この病気の患者さんはどのくらいいるのですか?

この病気の疫学的なデータは明らかになっていませんが、クッシング症候群の術後には、ほとんどの患者さんが潜在的にこの病態になっています。

この病気の原因は何ですか?

ステロイド過量があるとネガティブフィードバックによりACTHが抑制されます。このようにしてACTHが抑制された状態が長期間続くと、正常副腎皮質は萎縮し、適切なホルモン分泌ができなくなります。急なステロイド不足の原因としては、クッシング症候群でステロイド補充の漸減・中止が早すぎた場合、花粉症などアレルギー疾患に対してステロイドを含有している薬剤を内服していながら、そのことに気づかずにアレルギーシーズンが過ぎて投薬を中止してしまった場合などが、比較的高頻度に見られます。自己免疫疾患に対してステロイド薬が投与されていて、病態の改善に合わせて中止する場合は、通常漸減しながら行うので、この病態が見られることは比較的稀です。

この病気は遺伝するのですか?

原因は外因性の要素を多く含んでいるため、一般に遺伝はしないと考えられます。クッシング術後の内因性ホルモンの回復の期間は、個人差が大きいことが知られていますが、遺伝との関連は明らかになっていません。

この病気ではどのような症状がおきますか?

アジソン病と同様に、副腎不全症状として、全身倦怠感、血圧低下、微熱、関節痛などを認めます。血液データで、好酸球増多、低Na血症、高K血症、低血糖なども見られます。高ACTH血症を認めますが、発症前はACTHが抑制されていた病態であり、ACTH高値は長期間ではないため、色素沈着を認めることは稀です。

この病気にはどのような治療法がありますか?

ステロイドの怠薬や中止が原因となっていますので、ステロイド再開により症状は改善します。内因性コルチゾール分泌の早期の回復を促す必要があるため、短時間作用型ステロイドを用いることが一般的です。

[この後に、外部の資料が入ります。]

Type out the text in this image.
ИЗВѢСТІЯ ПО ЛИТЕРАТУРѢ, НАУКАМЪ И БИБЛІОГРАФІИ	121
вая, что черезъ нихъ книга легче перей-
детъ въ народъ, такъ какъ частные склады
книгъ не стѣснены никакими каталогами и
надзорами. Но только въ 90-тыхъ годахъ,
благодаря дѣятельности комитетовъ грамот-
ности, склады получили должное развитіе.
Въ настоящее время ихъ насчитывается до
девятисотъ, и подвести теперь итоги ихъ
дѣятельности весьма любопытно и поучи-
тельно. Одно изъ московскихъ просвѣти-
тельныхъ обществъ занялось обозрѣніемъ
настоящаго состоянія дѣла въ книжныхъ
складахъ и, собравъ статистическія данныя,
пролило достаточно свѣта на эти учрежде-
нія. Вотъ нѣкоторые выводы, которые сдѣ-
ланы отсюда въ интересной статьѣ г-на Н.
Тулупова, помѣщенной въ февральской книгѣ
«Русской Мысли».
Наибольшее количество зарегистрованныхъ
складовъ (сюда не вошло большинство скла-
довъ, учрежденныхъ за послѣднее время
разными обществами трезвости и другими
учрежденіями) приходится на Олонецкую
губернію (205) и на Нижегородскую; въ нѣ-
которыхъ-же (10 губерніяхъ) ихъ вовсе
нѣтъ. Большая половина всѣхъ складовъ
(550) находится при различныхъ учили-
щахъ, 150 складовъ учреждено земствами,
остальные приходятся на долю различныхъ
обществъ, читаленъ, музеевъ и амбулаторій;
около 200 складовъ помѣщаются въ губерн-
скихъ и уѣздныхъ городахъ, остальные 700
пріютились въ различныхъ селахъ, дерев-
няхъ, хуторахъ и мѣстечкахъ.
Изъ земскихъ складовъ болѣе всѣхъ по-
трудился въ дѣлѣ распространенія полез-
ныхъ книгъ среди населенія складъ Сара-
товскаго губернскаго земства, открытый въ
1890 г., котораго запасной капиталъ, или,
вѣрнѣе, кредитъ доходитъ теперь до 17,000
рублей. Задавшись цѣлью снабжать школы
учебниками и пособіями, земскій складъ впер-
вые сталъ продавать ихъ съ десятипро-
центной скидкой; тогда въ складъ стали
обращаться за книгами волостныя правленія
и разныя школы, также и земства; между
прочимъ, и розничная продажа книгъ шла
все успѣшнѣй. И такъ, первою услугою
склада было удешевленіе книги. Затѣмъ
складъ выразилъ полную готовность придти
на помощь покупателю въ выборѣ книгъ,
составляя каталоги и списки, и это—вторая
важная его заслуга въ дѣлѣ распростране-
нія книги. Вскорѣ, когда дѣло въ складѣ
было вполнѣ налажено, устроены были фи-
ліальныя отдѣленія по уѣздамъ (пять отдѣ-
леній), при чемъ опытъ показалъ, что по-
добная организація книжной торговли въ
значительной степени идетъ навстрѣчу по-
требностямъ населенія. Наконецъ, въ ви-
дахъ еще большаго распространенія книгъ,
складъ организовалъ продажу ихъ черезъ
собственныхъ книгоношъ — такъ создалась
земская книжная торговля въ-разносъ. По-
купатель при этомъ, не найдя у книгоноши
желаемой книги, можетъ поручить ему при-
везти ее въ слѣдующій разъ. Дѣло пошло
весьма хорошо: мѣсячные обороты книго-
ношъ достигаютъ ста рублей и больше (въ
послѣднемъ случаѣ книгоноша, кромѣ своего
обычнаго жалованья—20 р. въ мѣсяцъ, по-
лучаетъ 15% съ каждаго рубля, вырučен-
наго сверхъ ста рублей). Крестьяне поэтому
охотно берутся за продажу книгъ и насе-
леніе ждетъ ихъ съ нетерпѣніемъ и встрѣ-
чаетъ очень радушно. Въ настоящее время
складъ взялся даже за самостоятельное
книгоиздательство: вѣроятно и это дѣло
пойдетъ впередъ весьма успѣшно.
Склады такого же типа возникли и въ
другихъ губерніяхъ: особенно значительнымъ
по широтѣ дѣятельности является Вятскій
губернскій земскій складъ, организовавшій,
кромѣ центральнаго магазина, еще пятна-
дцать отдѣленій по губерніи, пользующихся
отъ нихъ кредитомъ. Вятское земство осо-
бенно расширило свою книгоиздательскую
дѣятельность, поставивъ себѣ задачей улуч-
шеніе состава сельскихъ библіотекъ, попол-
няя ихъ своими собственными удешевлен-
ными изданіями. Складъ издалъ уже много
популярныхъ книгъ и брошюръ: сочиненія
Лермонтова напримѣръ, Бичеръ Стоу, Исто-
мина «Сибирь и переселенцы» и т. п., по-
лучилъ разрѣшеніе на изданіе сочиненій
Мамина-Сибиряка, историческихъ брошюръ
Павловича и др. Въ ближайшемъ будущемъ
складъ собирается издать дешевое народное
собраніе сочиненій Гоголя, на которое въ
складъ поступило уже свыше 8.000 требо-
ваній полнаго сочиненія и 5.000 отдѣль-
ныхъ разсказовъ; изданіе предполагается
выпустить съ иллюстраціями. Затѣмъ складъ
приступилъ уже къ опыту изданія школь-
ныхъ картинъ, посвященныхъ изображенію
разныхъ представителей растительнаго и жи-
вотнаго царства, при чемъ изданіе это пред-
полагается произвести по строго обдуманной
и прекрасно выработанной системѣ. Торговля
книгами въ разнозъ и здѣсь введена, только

副腎不全症状が強く、副腎クリーゼを呈している場合は、それに準じた治療を行います。

この病気はどのような経過をたどるのですか?

ステロイド薬を再開した後は、病態に合わせて漸減し、最終的にステロイド薬を中止します。クッシング術後や外因性ステロイド薬中止後のように、いずれ内因性コルチゾール分泌が回復することが期待される場合は、適切に漸減して行けばステロイド薬を中止しても症状は見られなくなります。ステロイド薬の漸減は、自覚症状を目安に行いますが、好酸球数の推移など、他覚的所見も参考にします。短時間作用型ステロイドを投与している場合は、早朝内服前採血を行うことで、内因性コルチゾールの回復の程度を評価することができます。